Friday, 8 May 2015

Recovering from puppet cert clean --all

If you just did 'puppet cert clean --all' because reasons and now everything is broken like:
test-server:~# puppet agent -vt
Warning: Unable to fetch my node definition, but the agent run will continue:
Warning: Error 400 on SERVER: Could not retrieve facts for test-server.vm: Failed to find facts from PuppetDB at SSL_connect returned=1 errno=0 state=SSLv3 read server certificate B: certificate verify failed: [certificate revoked for /]
Info: Retrieving plugin
Info: Loading facts
Error: Could not retrieve catalog from remote server: Error 400 on SERVER: Failed to submit 'replace facts' command for test-server.vm to PuppetDB at SSL_connect returned=1 errno=0 state=SSLv3 read server certificate B: certificate verify failed: [certificate revoked for /]
Warning: Not using cache on failed catalog
Error: Could not retrieve catalog; skipping run

STOP PANICKING: we can fix this.

If you have a backup of the puppetmaster's /var/lib/puppet directory, do a restore and hopefully all will be well.

If not, let's fix the puppetmaster (NB here I'm using a monolithic installation - if your puppetmaster and puppetdbs are on separate machines you'll have to adapt this a little bit).

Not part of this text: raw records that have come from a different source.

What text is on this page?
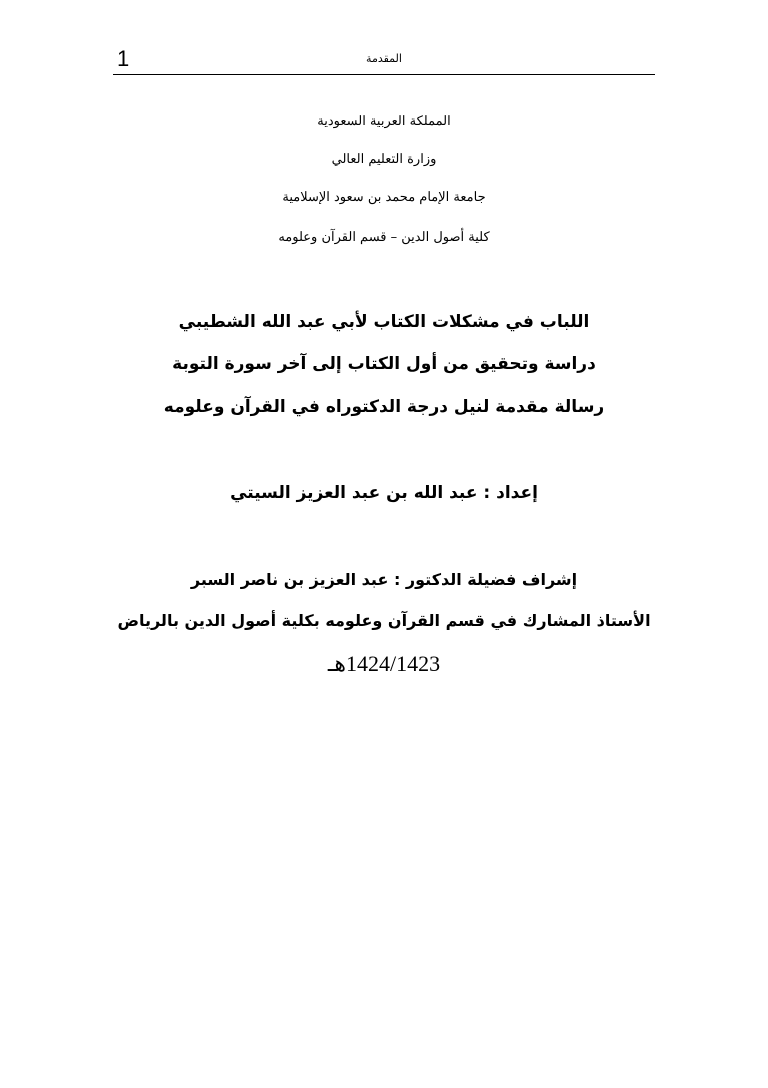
1	المقدمة
المملكة العربية السعودية
وزارة التعليم العالي
جامعة الإمام محمد بن سعود الإسلامية
كلية أصول الدين – قسم القرآن وعلومه
اللباب في مشكلات الكتاب لأبي عبد الله الشطيبي
دراسة وتحقيق من أول الكتاب إلى آخر سورة التوبة
رسالة مقدمة لنيل درجة الدكتوراه في القرآن وعلومه
إعداد : عبد الله بن عبد العزيز السيتي
إشراف فضيلة الدكتور : عبد العزيز بن ناصر السبر
الأستاذ المشارك في قسم القرآن وعلومه بكلية أصول الدين بالرياض
1424/1423هـ
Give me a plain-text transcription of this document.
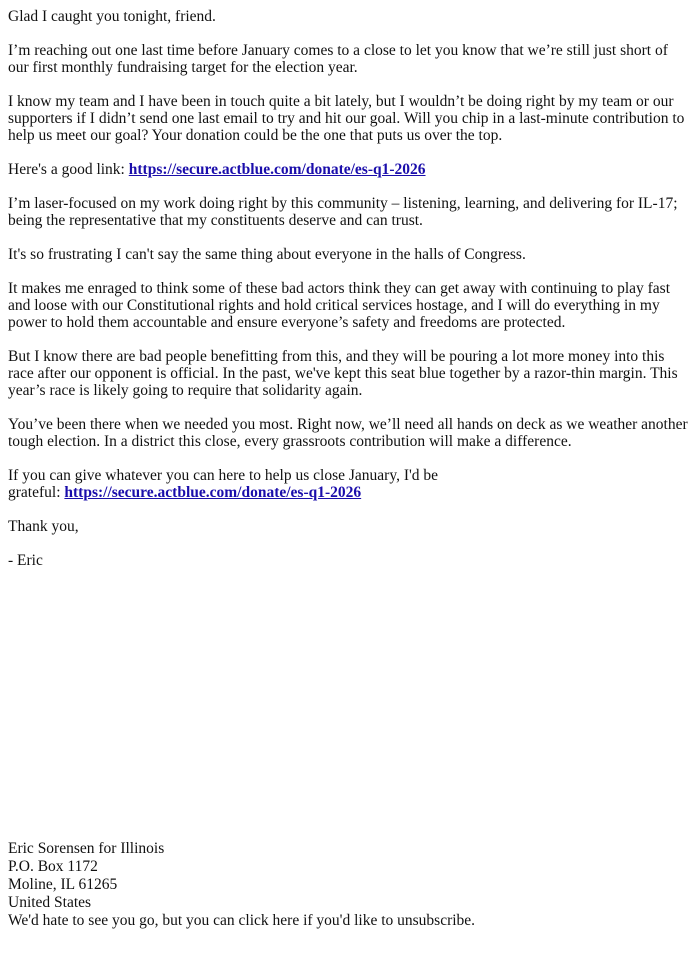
Glad I caught you tonight, friend.

I’m reaching out one last time before January comes to a close to let you know that we’re still just short of our first monthly fundraising target for the election year.

I know my team and I have been in touch quite a bit lately, but I wouldn’t be doing right by my team or our supporters if I didn’t send one last email to try and hit our goal. Will you chip in a last-minute contribution to help us meet our goal? Your donation could be the one that puts us over the top.

Here's a good link: https://secure.actblue.com/donate/es-q1-2026

I’m laser-focused on my work doing right by this community – listening, learning, and delivering for IL-17; being the representative that my constituents deserve and can trust.

It's so frustrating I can't say the same thing about everyone in the halls of Congress.

It makes me enraged to think some of these bad actors think they can get away with continuing to play fast and loose with our Constitutional rights and hold critical services hostage, and I will do everything in my power to hold them accountable and ensure everyone’s safety and freedoms are protected.

But I know there are bad people benefitting from this, and they will be pouring a lot more money into this race after our opponent is official. In the past, we've kept this seat blue together by a razor-thin margin. This year’s race is likely going to require that solidarity again.

You’ve been there when we needed you most. Right now, we’ll need all hands on deck as we weather another tough election. In a district this close, every grassroots contribution will make a difference.

If you can give whatever you can here to help us close January, I'd be
grateful: https://secure.actblue.com/donate/es-q1-2026

Thank you,

- Eric

Eric Sorensen for Illinois
P.O. Box 1172
Moline, IL 61265
United States
We'd hate to see you go, but you can click here if you'd like to unsubscribe.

Cleaning all the certificates means that the puppetmaster's own certificate is missing too, so re-generate it with

puppetmaster:~# puppet cert generate

Now the puppetmaster has new ssl bits and bobs but puppetdb has the old ones. Clean out the puppetdb ssl directory:

puppetmaster:~# rm -rf /etc/puppetdb/ssl/*

And use the handy ssl-setup script to copy the new ones to the right places

puppetmaster:~# puppetdb ssl-setup
PEM files in /etc/puppetdb/ssl are missing, we will move them into place for you
Copying files: /var/lib/puppet/ssl/certs/ca.pem, /var/lib/puppet/ssl/private_keys/ and /var/lib/puppet/ssl/certs/ to /etc/puppetdb/ssl
Setting ssl-host in /etc/puppetdb/conf.d/jetty.ini already correct.
Setting ssl-port in /etc/puppetdb/conf.d/jetty.ini already correct.
Setting ssl-key in /etc/puppetdb/conf.d/jetty.ini already correct.
Setting ssl-cert in /etc/puppetdb/conf.d/jetty.ini already correct.
Setting ssl-ca-cert in /etc/puppetdb/conf.d/jetty.ini already correct.

Restart all the things:

puppetmaster:~# service puppetmaster restart
puppetmaster:~# service puppetdb restart

Now, let's fix the nodes.

Start with a test node (preferably not in production), to verify all the steps so far worked as expected.
Remove the existing ssl certs with

test-server:~# rm -rf /var/lib/puppet/ssl/*

Now run puppet manually with

test-server:~# puppet agent -vt
Info: Creating a new SSL key for test-server.vm
Info: Caching certificate for ca
Info: csr_attributes file loading from /etc/puppet/csr_attributes.yaml
Info: Creating a new SSL certificate request for test-server.vm
Info: Certificate Request fingerprint (SHA256): 92:A9:A6:B1:88:7B:DB:A7:65:00...
Info: Caching certificate for ca
Exiting; no certificate found and waitforcert is disabled

Sign the certificate on the master as usual

puppetmaster:~# puppet cert sign test-server.vm

Now your node should run as usual

test-server:~# puppet agent -vt
Info: Retrieving plugin
Info: Loading facts
Info: Caching catalog for varnish4.vm
Info: Applying configuration version '1431084513'

The final step is to re-generate certificates for all the rest of your nodes.
Option 1: log into every server and repeat the above.
Option 2: automate option 2 - think ssh, clusterssh, etc

Good luck!

PS I lied - the final, final step is to set up proper backup and restore of your certificate store at /var/lib/puppet/ssl and delete the clean --all line from your command history so you can't accidentally run it again.